Na rota aberta, a biblioteca Transformers da Hugging Face fornece o Trainer, o laço de treino que cuida de agrupamento de lotes, checkpoint e avaliação. O ponto de partida conceitual é simples: o fine-tuning continua o treinamento de um modelo pré-treinado com um dataset menor e específico da tarefa, em vez de começar de pesos aleatórios. A operação, essa, não é simples: você escolhe arquitetura, taxa de aprendizado, precisão numérica e estratégia de avaliação, e cada escolha muda o resultado final.

Para hardware limitado, a biblioteca PEFT resolve o gargalo de memória. Em vez de atualizar todos os pesos, ela permite treinar apenas uma fração dos parâmetros do modelo, reduzindo custo de computação e de armazenamento sem perder o desempenho de um ajuste fino completo. É a diferença entre depender de cluster corporativo e treinar em uma placa de consumo, com resultados comparáveis segundo a própria documentação da biblioteca.

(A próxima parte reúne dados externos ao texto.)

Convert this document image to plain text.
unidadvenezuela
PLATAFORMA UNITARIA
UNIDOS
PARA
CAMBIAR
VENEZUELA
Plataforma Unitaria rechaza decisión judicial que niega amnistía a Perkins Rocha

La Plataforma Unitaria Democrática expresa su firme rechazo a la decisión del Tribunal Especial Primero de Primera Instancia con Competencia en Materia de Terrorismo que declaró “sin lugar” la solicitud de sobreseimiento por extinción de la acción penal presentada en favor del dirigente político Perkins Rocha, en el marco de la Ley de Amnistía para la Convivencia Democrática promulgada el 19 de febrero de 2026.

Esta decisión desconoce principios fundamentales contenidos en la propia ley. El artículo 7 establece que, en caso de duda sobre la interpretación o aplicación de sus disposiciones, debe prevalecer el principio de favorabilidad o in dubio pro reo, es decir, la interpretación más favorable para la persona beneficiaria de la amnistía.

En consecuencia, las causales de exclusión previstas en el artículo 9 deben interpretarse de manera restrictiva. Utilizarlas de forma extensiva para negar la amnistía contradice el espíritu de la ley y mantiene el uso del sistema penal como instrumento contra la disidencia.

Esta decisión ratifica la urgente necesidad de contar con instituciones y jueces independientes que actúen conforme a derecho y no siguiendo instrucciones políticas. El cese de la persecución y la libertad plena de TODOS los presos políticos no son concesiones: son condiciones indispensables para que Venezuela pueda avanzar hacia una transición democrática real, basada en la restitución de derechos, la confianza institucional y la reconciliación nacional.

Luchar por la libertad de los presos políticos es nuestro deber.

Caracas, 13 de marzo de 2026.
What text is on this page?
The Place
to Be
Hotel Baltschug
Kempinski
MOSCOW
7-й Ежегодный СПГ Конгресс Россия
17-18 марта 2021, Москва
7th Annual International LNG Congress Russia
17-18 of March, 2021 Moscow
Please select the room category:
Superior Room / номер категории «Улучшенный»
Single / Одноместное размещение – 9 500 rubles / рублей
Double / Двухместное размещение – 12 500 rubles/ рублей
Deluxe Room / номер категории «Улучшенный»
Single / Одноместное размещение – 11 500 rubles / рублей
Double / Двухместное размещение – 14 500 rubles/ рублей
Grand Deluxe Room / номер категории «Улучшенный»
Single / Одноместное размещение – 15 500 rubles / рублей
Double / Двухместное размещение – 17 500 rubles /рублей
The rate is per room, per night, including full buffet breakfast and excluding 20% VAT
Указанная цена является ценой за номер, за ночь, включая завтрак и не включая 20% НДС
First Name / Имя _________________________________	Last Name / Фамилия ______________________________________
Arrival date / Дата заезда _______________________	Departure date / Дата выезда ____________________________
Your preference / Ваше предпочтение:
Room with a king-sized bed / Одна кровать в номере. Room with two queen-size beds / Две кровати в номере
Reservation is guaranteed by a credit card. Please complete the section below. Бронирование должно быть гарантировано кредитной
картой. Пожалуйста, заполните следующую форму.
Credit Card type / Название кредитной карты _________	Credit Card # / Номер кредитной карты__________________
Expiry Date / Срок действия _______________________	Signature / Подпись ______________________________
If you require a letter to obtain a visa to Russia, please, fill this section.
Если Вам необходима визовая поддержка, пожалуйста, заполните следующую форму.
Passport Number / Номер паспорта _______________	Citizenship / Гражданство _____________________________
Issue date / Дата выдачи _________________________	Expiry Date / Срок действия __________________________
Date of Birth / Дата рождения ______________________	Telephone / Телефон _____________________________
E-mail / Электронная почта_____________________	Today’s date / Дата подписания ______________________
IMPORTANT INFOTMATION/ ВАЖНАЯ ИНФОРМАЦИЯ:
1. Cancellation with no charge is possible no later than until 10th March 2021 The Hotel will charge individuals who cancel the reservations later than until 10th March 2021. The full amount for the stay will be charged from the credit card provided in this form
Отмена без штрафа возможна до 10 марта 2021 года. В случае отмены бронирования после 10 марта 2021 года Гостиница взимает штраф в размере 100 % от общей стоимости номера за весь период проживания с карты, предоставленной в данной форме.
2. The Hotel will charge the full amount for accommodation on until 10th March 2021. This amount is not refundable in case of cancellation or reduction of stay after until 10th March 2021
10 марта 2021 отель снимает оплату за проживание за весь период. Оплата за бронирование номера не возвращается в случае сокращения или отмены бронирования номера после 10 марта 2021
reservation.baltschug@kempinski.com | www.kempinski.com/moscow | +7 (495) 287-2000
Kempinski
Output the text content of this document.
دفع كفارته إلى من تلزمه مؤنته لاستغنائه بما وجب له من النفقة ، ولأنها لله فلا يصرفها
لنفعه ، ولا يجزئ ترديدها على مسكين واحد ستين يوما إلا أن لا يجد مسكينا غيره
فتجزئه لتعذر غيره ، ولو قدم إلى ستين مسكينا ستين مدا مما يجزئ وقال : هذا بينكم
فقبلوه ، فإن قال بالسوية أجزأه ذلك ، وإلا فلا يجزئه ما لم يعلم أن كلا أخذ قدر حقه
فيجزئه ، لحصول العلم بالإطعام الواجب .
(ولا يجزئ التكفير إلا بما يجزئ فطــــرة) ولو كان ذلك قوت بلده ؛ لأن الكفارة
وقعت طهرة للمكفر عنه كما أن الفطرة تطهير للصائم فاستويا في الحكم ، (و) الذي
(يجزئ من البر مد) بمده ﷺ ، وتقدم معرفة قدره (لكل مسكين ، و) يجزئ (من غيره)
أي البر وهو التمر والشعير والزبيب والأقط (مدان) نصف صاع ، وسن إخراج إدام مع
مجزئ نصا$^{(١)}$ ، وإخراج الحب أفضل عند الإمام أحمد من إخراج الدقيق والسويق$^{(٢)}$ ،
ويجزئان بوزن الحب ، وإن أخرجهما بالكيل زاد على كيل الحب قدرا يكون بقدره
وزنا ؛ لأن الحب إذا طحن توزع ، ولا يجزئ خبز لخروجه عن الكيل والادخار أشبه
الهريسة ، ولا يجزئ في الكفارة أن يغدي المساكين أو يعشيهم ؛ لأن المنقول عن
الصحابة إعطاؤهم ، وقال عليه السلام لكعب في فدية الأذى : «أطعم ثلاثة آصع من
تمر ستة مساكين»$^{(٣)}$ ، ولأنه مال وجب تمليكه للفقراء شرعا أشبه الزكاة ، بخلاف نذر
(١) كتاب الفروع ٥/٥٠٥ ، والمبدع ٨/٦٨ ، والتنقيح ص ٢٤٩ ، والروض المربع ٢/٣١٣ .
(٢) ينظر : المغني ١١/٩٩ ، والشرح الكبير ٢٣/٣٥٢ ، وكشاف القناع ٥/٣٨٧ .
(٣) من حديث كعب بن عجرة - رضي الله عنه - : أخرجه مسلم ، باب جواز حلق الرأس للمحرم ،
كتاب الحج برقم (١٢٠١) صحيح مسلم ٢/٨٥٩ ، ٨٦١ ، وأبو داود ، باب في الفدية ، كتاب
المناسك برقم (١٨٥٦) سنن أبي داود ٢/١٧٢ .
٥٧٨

Ferramenta O que treina Limite ou condição documentada Indicada para
Plataforma OpenAI SFT, DPO e RFT em modelos próprios Em encerramento, sem novos usuários Legado e estudo do ciclo de otimização
Azure AI Foundry LoRA em modelos fechados e abertos JSONL em UTF-8 com BOM, até 512 MB por arquivo Ajuste fino gerenciado em escala
Transformers Trainer Modelo aberto com laço de treino próprio Exige GPU, hiperparâmetros e avaliação próprios Controle total de pesos e dados
PEFT Adaptação de fração dos parâmetros Depende de hardware compatível com o método Orçamento curto e placa única

A tabela não é ranking: as quatro ferramentas ocupam posições diferentes no mesmo equilíbrio entre conveniência e controle. Suba de nível só quando o anterior deixar ganho mensurável na mesa.

Procedimento para o primeiro treino

Com os critérios e os limites na mesa, a execução cabe em seis passos ordenados. Pare no primeiro passo em que a meta for atingida.

  1. Escreva a tarefa em uma frase e defina a métrica de sucesso com número.
  2. Monte 20 perguntas reais de teste e guarde as respostas ideais.
  3. Meça o modelo padrão com bom prompt: essa é a linha de base.
  4. Personalize com instruções e base de conhecimento; meça de novo.
  5. Se a margem seguir curta, prepare 100 a 500 exemplos em JSONL e rode ajuste fino gerenciado no Azure.
  6. Se privacidade ou integração pesarem mais que prazo, monte o pipeline com Transformers e PEFT sobre um modelo aberto.

Para transformar esses passos em projeto completo, com preparo de dados, segurança e avaliação, use o roteiro de sete passos para criar sua própria IA generativa como continuação deste comparativo.

Checklist antes de liberar

  • Avaliação fora da amostra de treino, com conjunto de teste intocado.
  • Revisão de viés e de dados pessoais no dataset.
  • Plano de retorno ao modelo base, testado pelo menos uma vez.
  • Custo projetado por mil chamadas, incluindo hospedagem da versão treinada.
  • Responsável nomeado pela manutenção e pela atualização dos dados.

Sem esses itens, o modelo ajustado vira dívida técnica com cara de produto. Com eles, treinar um modelo próprio deixa de ser aposta e passa a ser engenharia com número no relatório.